Recently, payers have been adding yet another collaborator to the mix, picking up virtual-care partners during the COVID-19 pandemic.
Fifty-four percent of carved-out telehealth contracts offered through employer health benefits last year were based on pure subscription-based capitation fees, without any additional fees that go up with high utilization, according to a survey released by investment bank Credit Suisse late last year. That was the most common structure for telehealth contracts; the second most common (17%) involved only using visit fees without a fixed PMPM fee.
During the first quarter of 2021, venture investment in digital health startups nearly doubled year-over-year to $6.7 billion, according to Rock Health. Many of these companies aim to do business with payers, rather than consumers, as it allows them to charge more and expand their reach. Attribution challenges could slow investment in these young companies, analysts say.
Health plans are more likely to strike value-based payment contracts with digital health companies that provide continuous care to patients, such as if they're a primary-care provider, according to Pham. In that case, the health plan might treat the digital health company similar to an ACO.
But if a digital health company mainly sees patients for one-off visits, such as for urgent care, it's more likely they'll strike fee-for-service agreements with health plans.
That might be the problem for Amazon Care, which is reportedly struggling to get big health insurers to pay for its virtual medical care service, said Ari Gottlieb, principal at A2 Strategy Corp. health consultancy. Health insurers may not view it as an effective cost savings tool and may not want to give up their margins.

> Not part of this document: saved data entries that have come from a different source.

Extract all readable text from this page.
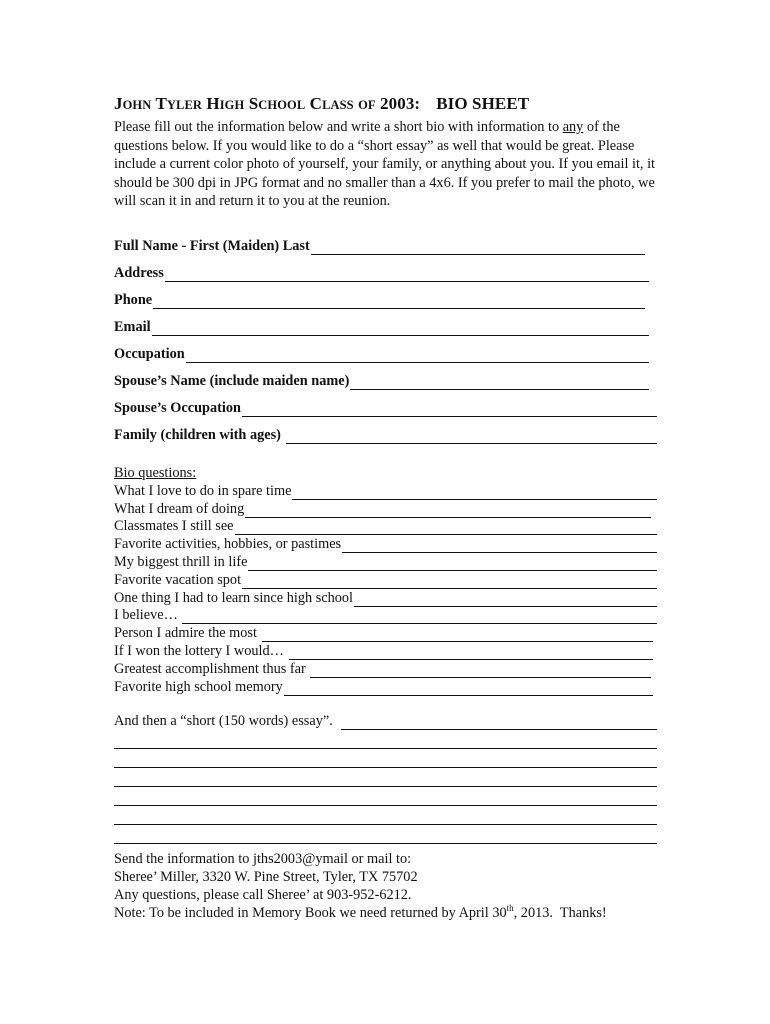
JOHN TYLER HIGH SCHOOL CLASS OF 2003: BIO SHEET

Please fill out the information below and write a short bio with information to any of the questions below. If you would like to do a “short essay” as well that would be great. Please include a current color photo of yourself, your family, or anything about you. If you email it, it should be 300 dpi in JPG format and no smaller than a 4x6. If you prefer to mail the photo, we will scan it in and return it to you at the reunion.

Full Name - First (Maiden) Last
Address
Phone
Email
Occupation
Spouse’s Name (include maiden name)
Spouse’s Occupation
Family (children with ages)
Bio questions:
What I love to do in spare time
What I dream of doing
Classmates I still see
Favorite activities, hobbies, or pastimes
My biggest thrill in life
Favorite vacation spot
One thing I had to learn since high school
I believe…
Person I admire the most
If I won the lottery I would…
Greatest accomplishment thus far
Favorite high school memory
And then a “short (150 words) essay”.
Send the information to jths2003@ymail or mail to:
Sheree’ Miller, 3320 W. Pine Street, Tyler, TX 75702
Any questions, please call Sheree’ at 903-952-6212.
Note: To be included in Memory Book we need returned by April 30th, 2013.  Thanks!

"They don't view it as an avenue for controlling a lot of their overall medical spend," Gottlieb said.
With individual patient risk distributed across multiple providers and digital health tools, the challenge of attributing cost savings has created a market for analytics engines.
Such products, like Change Healthcare and Signify Health, "configure algorithms in their systems that act as jelly bean sorters, if you will, so you're not focused on one member or patient at a time—you're focused on what criteria needs to be included in the contract," Brillstein said.
As insurers continue to ink value-based contracts, investment in provider data management tools will become more critical, said Mike Jasperson, senior vice president of provider network strategy at Grand Rapids, Mich.-based Priority Health. At the start of the year, the not-for-profit insurer launched its inaugural virtual-first ACA product through a partnership with Doctor On Demand. Today, more than 5,000 members have enrolled in the plan, Jasperson said. The company pays Doctor On Demand a mix of per-member-per-month fees for managing the care for each enrollee, along with fee-for-service rates for individual visits.
Because multiple providers can carry risk for individual patients, the company has created internal datasets to track which conditions and episodes are attributed to which providers, and has invested in the eVIPs provider data management service to help its clinicians track their up-and-downside risk.
"It does get complicated to try to narrow it down one-to-one, to say intervention X caused savings," Jasperson said. "It's not always that clear. There's just a lot of folks interacting with members to try to move the needle."